The simplest bulk storage is an excavated pit lined with stone:

1. Excavate — dig a pit 1-2 meters deep, sized for your storage needs
2. Line with stone — lay flat stones tightly against the pit walls and floor
3. Seal joints — fill gaps between stones with clay mortar
4. Apply clay plaster — coat the entire interior with a 3-5 cm layer of well-puddled clay, pressed firmly and smoothed
5. Cover — build a timber and earth roof over the pit, leaving a small access hatch
6. Drainage — ensure the pit floor slopes to one corner where a sump allows collection

Groundwater Protection

Never dig a storage pit where the water table is within 3 meters of the pit floor. Petroleum contamination of groundwater is nearly impossible to remediate with pre-industrial technology.
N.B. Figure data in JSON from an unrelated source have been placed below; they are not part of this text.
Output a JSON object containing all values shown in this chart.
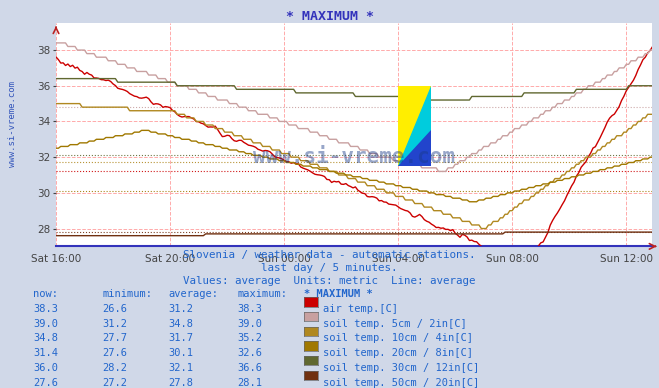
{
  "title": "* MAXIMUM *",
  "subtitle1": "Slovenia / weather data - automatic stations.",
  "subtitle2": "last day / 5 minutes.",
  "subtitle3": "Values: average  Units: metric  Line: average",
  "bg_color": "#d0d8e8",
  "plot_bg": "#ffffff",
  "x_labels": [
    "Sat 16:00",
    "Sat 20:00",
    "Sun 00:00",
    "Sun 04:00",
    "Sun 08:00",
    "Sun 12:00"
  ],
  "y_ticks": [
    28,
    30,
    32,
    34,
    36,
    38
  ],
  "ylim_min": 27.0,
  "ylim_max": 39.5,
  "n_points": 252,
  "x_tick_indices": [
    0,
    48,
    96,
    144,
    192,
    240
  ],
  "series": [
    {
      "name": "air temp.[C]",
      "color": "#cc0000",
      "swatch_color": "#cc0000",
      "now": "38.3",
      "minimum": "26.6",
      "average": "31.2",
      "maximum": "38.3",
      "avg": 31.2
    },
    {
      "name": "soil temp. 5cm / 2in[C]",
      "color": "#c8a0a0",
      "swatch_color": "#c8a0a0",
      "now": "39.0",
      "minimum": "31.2",
      "average": "34.8",
      "maximum": "39.0",
      "avg": 34.8
    },
    {
      "name": "soil temp. 10cm / 4in[C]",
      "color": "#b08820",
      "swatch_color": "#b08820",
      "now": "34.8",
      "minimum": "27.7",
      "average": "31.7",
      "maximum": "35.2",
      "avg": 31.7
    },
    {
      "name": "soil temp. 20cm / 8in[C]",
      "color": "#a07800",
      "swatch_color": "#a07800",
      "now": "31.4",
      "minimum": "27.6",
      "average": "30.1",
      "maximum": "32.6",
      "avg": 30.1
    },
    {
      "name": "soil temp. 30cm / 12in[C]",
      "color": "#606830",
      "swatch_color": "#606830",
      "now": "36.0",
      "minimum": "28.2",
      "average": "32.1",
      "maximum": "36.6",
      "avg": 32.1
    },
    {
      "name": "soil temp. 50cm / 20in[C]",
      "color": "#703010",
      "swatch_color": "#703010",
      "now": "27.6",
      "minimum": "27.2",
      "average": "27.8",
      "maximum": "28.1",
      "avg": 27.8
    }
  ],
  "text_color": "#2266cc",
  "table_text_color": "#2266cc"
}
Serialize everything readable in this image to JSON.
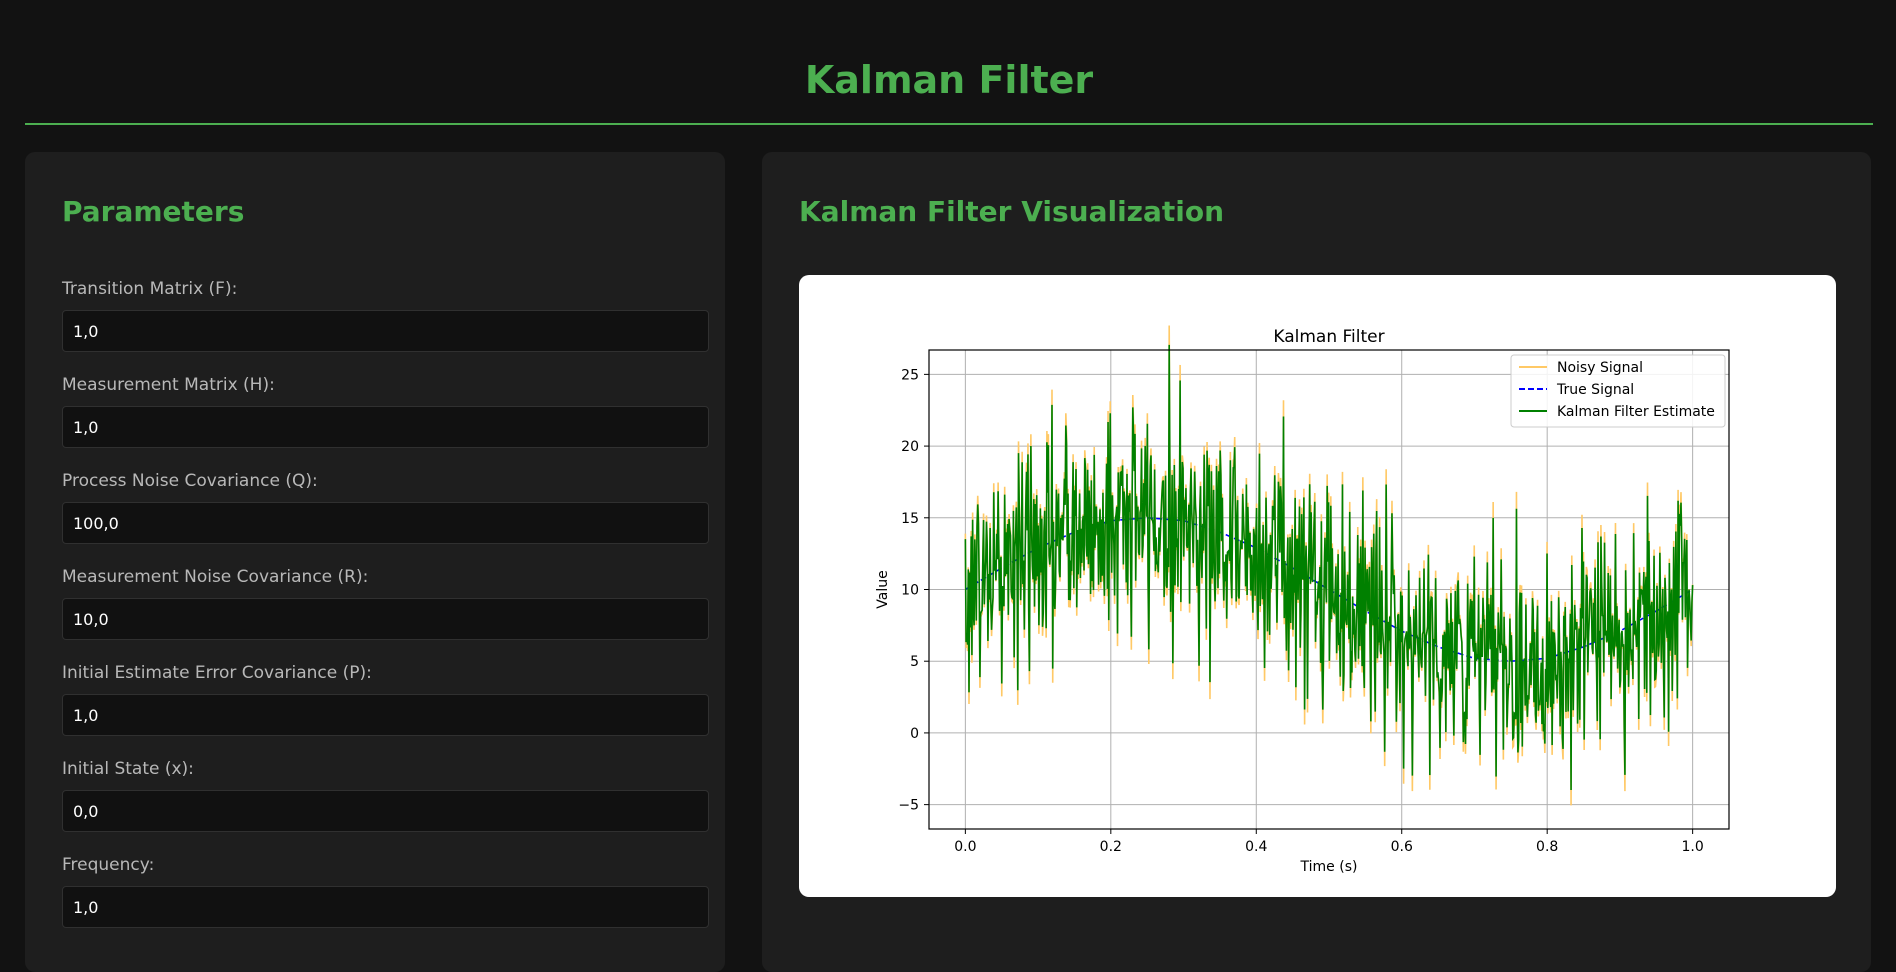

Site pits on high ground, well away from wells and water sources.

Above-Ground Cisterns

For areas with high water tables or rocky ground:

1. Stone or brick walls — build circular walls 1-1.5 meters high using mortared stone or fired brick
2. Interior plaster — apply a thick clay plaster rendered with fine sand for a smooth, sealed surface
3. Roof — cover with a timber and thatch or tile roof to keep out rain and reduce sun exposure
4. Bund wall — build a low containment wall (30 cm) around the cistern to catch any overflow or leakage

Safety Systems

Fire Prevention

Every petroleum storage area must incorporate fire prevention measures:

1. Separation distance — maintain at least 15 meters between petroleum storage and any building, forge, kiln, or cooking fire
2. Earth bunding — surround storage areas with an earth berm at least 50 cm high to contain spills
3. Sand buckets — keep buckets of dry sand near all storage areas; sand smothers petroleum fires (water spreads them)
4. No-flame zone — post clear markers defining the no-flame perimeter; enforce this rigorously

Ventilation

Light petroleum fractions continuously release flammable vapors:

• Outdoor storage — always preferred; natural air movement disperses vapors
• Indoor storage — if unavoidable, ensure the building has low-level ventilation openings (vapors are heavier than air and pool at floor level)
• Never store in basements or pits — vapors accumulate in low areas and can reach explosive concentrations

Spill Response

Prepare for spills before they happen:

1. Sand and earth — keep piles of dry sand or earth near storage areas to absorb spills
2. Containment — bund walls and berms prevent spills from spreading
3. Cleanup — soak up spilled petroleum with sand, then collect and dispose of contaminated material by burning in a controlled fire pit (downwind, away from structures)
4. Never wash with water — water spreads petroleum and carries it into waterways

Transport Considerations

Moving petroleum between production and storage sites requires planning:

Carrying Containers

• Ceramic jugs (5-10 liters) with sealed lids for short distances on foot
• Paired containers on a carrying pole across the shoulders for balance
• Cart transport — pack containers in straw or sawdust to prevent breakage; secure against shifting
• Never transport in open containers — splashing wastes material and creates fire hazards

Inventory Management

A simple record-keeping system prevents waste and ensures supply:

• Label every container with contents, date, and source
• First in, first out — use oldest stock first to prevent degradation
• Monthly inventory — count and inspect all containers; note any losses to evaporation or leakage
• Segregate by type — store light fractions separately from heavy crude and tar, both for safety and for ease of access

Seasonal Considerations

Storage requirements change with temperature:

Season	Light Fractions	Heavy Crude	Tar
Summer	Higher vapor pressure; tighten seals, increase ventilation	Flows easily; good time to transfer between containers	Soft and workable; may flow out of open containers
Winter	Lower vapor risk but may gel	Thickens; may need warming to pour	Solidifies; store in vessels you can heat
Rainy season	Protect from water intrusion; check seals	Water contamination risk; keep covered	Unaffected if covered

Tar Storage Shortcut

Solidified tar can be stored without any container at all. Pour hot tar onto a flat stone slab in blocks or cakes. Once cool, stack the solid blocks under a simple roof. When needed, chip off pieces and re-melt. This is how pine tar was traditionally stored and transported across Northern Europe.